Мать все еще кивала, слушая его, но не так усердно. В том, что говорил этот комиссар, был какой-то смысл, она раньше и сама высказывалась в таком же духе, но теперь стала сомневаться, права ли была.
— У нас, немцев, в крови любовь к порядку и справедливости, — продолжал Дорш. — Мы — дисциплинированный народ. Мы не позволим подрывать наш порядок. Ни одно государство в мире не допустит, чтобы кто-то расшатывал его основы ни в мирное время, ни тем более в период войны.
В сердце деревенской женщины постепенно нарастала волна возмущения. Она чувствовала в его словах фальшивый тон. «Расшатывать основы»… Ведь все это настоящая ложь, жестокость и насилие! У матери появилось ощущение, что комиссар готовит ей ловушку.
— Я готов освободить вашу дочь, но она не хочет этого. Понимаете, она мне совсем не помогает, как я ни стараюсь. Не знаю, как вам объяснить… Словом, она сама сует голову в петлю. Я упрашиваю ее, чтобы она назвала имена тех, от кого получала приказы, но она упрямо молчит или упорно твердит, что все делала сама. Страшно твердолобая. Я таких еще не встречал!

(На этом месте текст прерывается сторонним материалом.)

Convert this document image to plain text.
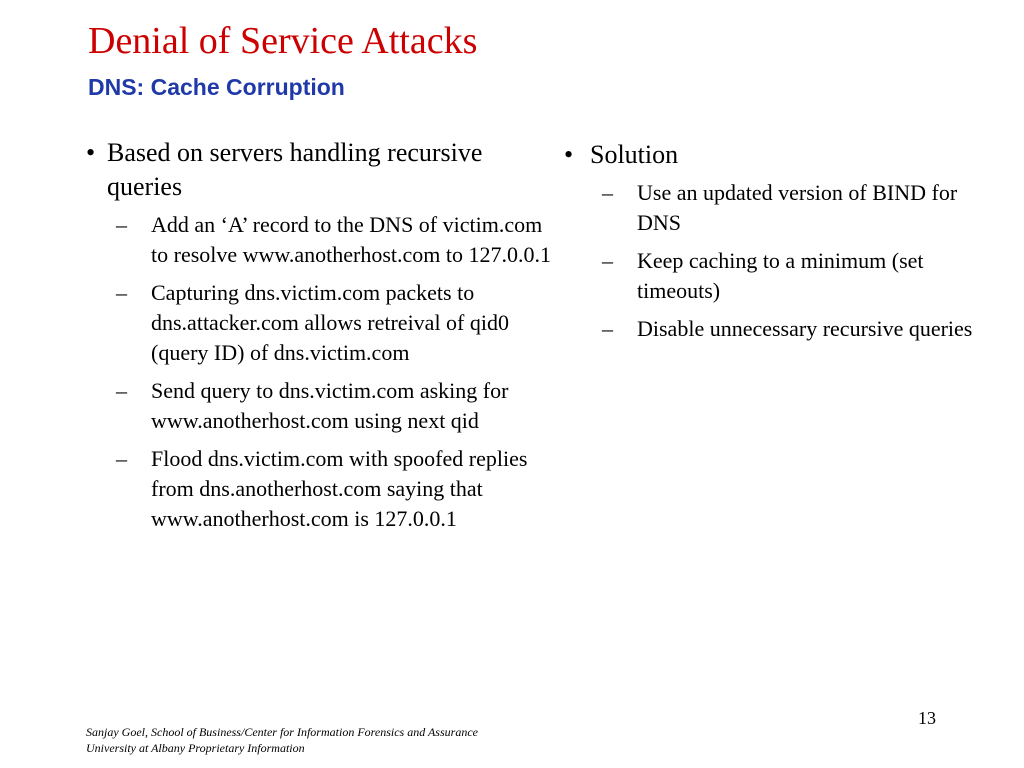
Denial of Service Attacks
DNS: Cache Corruption
• Based on servers handling recursive queries
– Add an ‘A’ record to the DNS of victim.com to resolve www.anotherhost.com to 127.0.0.1
– Capturing dns.victim.com packets to dns.attacker.com allows retreival of qid0 (query ID) of dns.victim.com
– Send query to dns.victim.com asking for www.anotherhost.com using next qid
– Flood dns.victim.com with spoofed replies from dns.anotherhost.com saying that www.anotherhost.com is 127.0.0.1
• Solution
– Use an updated version of BIND for DNS
– Keep caching to a minimum (set timeouts)
– Disable unnecessary recursive queries
13
Sanjay Goel, School of Business/Center for Information Forensics and Assurance
University at Albany Proprietary Information
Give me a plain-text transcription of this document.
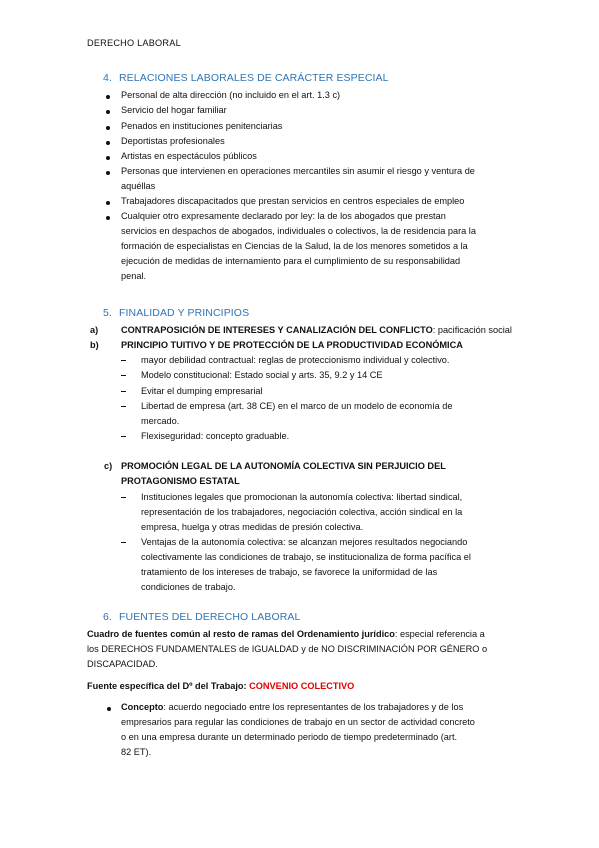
DERECHO LABORAL
4. RELACIONES LABORALES DE CARÁCTER ESPECIAL
Personal de alta dirección (no incluido en el art. 1.3 c)
Servicio del hogar familiar
Penados en instituciones penitenciarias
Deportistas profesionales
Artistas en espectáculos públicos
Personas que intervienen en operaciones mercantiles sin asumir el riesgo y ventura de
aquéllas
Trabajadores discapacitados que prestan servicios en centros especiales de empleo
Cualquier otro expresamente declarado por ley: la de los abogados que prestan
servicios en despachos de abogados, individuales o colectivos, la de residencia para la
formación de especialistas en Ciencias de la Salud, la de los menores sometidos a la
ejecución de medidas de internamiento para el cumplimiento de su responsabilidad
penal.
5. FINALIDAD Y PRINCIPIOS
a) CONTRAPOSICIÓN DE INTERESES Y CANALIZACIÓN DEL CONFLICTO: pacificación social
b) PRINCIPIO TUITIVO Y DE PROTECCIÓN DE LA PRODUCTIVIDAD ECONÓMICA
mayor debilidad contractual: reglas de proteccionismo individual y colectivo.
Modelo constitucional: Estado social y arts. 35, 9.2 y 14 CE
Evitar el dumping empresarial
Libertad de empresa (art. 38 CE) en el marco de un modelo de economía de
mercado.
Flexiseguridad: concepto graduable.
c) PROMOCIÓN LEGAL DE LA AUTONOMÍA COLECTIVA SIN PERJUICIO DEL
PROTAGONISMO ESTATAL
Instituciones legales que promocionan la autonomía colectiva: libertad sindical,
representación de los trabajadores, negociación colectiva, acción sindical en la
empresa, huelga y otras medidas de presión colectiva.
Ventajas de la autonomía colectiva: se alcanzan mejores resultados negociando
colectivamente las condiciones de trabajo, se institucionaliza de forma pacífica el
tratamiento de los intereses de trabajo, se favorece la uniformidad de las
condiciones de trabajo.
6. FUENTES DEL DERECHO LABORAL
Cuadro de fuentes común al resto de ramas del Ordenamiento jurídico: especial referencia a
los DERECHOS FUNDAMENTALES de IGUALDAD y de NO DISCRIMINACIÓN POR GÉNERO o
DISCAPACIDAD.
Fuente específica del Dº del Trabajo: CONVENIO COLECTIVO
Concepto: acuerdo negociado entre los representantes de los trabajadores y de los
empresarios para regular las condiciones de trabajo en un sector de actividad concreto
o en una empresa durante un determinado periodo de tiempo predeterminado (art.
82 ET).
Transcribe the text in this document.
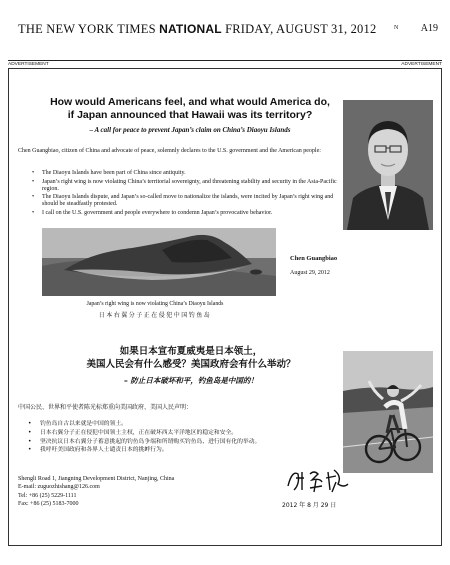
THE NEW YORK TIMES NATIONAL FRIDAY, AUGUST 31, 2012	N A19
ADVERTISEMENT	ADVERTISEMENT
How would Americans feel, and what would America do,
if Japan announced that Hawaii was its territory?
– A call for peace to prevent Japan’s claim on China’s Diaoyu Islands
Chen Guangbiao, citizen of China and advocate of peace, solemnly declares to the U.S. government and the American people:
• The Diaoyu Islands have been part of China since antiquity.
• Japan’s right wing is now violating China’s territorial sovereignty, and threatening stability and security in the Asia-Pacific region.
• The Diaoyu Islands dispute, and Japan’s so-called move to nationalize the islands, were incited by Japan’s right wing and should be steadfastly protested.
• I call on the U.S. government and people everywhere to condemn Japan’s provocative behavior.
Chen Guangbiao
August 29, 2012
Japan’s right wing is now violating China’s Diaoyu Islands
日本右翼分子正在侵犯中国钓鱼岛
如果日本宣布夏威夷是日本领土，
美国人民会有什么感受？美国政府会有什么举动？
– 防止日本破坏和平，钓鱼岛是中国的！
中国公民、世界和平使者陈光标郑重向美国政府、美国人民声明：
• 钓鱼岛自古以来就是中国的领土。
• 日本右翼分子正在侵犯中国领土主权，正在破坏西太平洋地区的稳定和安全。
• 坚决抗议日本右翼分子蓄意挑起的钓鱼岛争端和所谓购买钓鱼岛、进行国有化的举动。
• 我呼吁美国政府和各界人士谴责日本的挑衅行为。
Shengli Road 1, Jiangning Development District, Nanjing, China
E-mail: zuguozhishang@126.com
Tel: +86 (25) 5229-1111
Fax: +86 (25) 5183-7000	2012 年 8 月 29 日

Мать насторожилась еще больше.
— Теперь понимаете, в каком тяжелом я положении? Я же не могу выпустить на свободу того, кто твердит, что боролся против империи. Я не всемогущ. Неразумно покрывать тех, по вине которых она стала несчастной. — Дорш помолчал, на его лице появилось выражение глубокого сочувствия и печали. Внезапно он как бы мимоходом спросил: — Она знает немецкий?
«Что ответить?» — мать внутренне напряглась.
— Видите ли, — проговорила она наконец с самым невидным видом, — я из деревни и не понимаю таких вещей. Лучше спросите ее.
Ей стало понятно, почему он так обходителен. Она должна убедить дочь, чтобы та заговорила и выдала имена своих товарищей. Вот почему комиссар с такой готовностью звонил в тюрьму и просил разрешить встречу Марушки с матерью. Все это с самого начала было подозрительным. Одним словом, на устах мед, а в сердце яд.
Два надзирателя привели Марушку в служебное помещение.
— Марженка, — улыбаясь, говорит мать и бросает на нее быстрый многозначительный взгляд, — я была в Вевержи, и комиссар Дорш сказал, что если ты не признаешься, то заберут и меня. И еще он спрашивал, знаешь ли ты немецкий. Я ответила, что не знаю, пусть они спросят у тебя.
Надзиратели, услышав это, громко захохотали.
— Ты правильно ответила ему, мама, — обрадовалась Марушка, счастливая и гордая за свою мудрую и смелую мать.
Через неделю, когда мать снова пришла в тюрьму с чистым бельем для дочери, там были те же два надзирателя.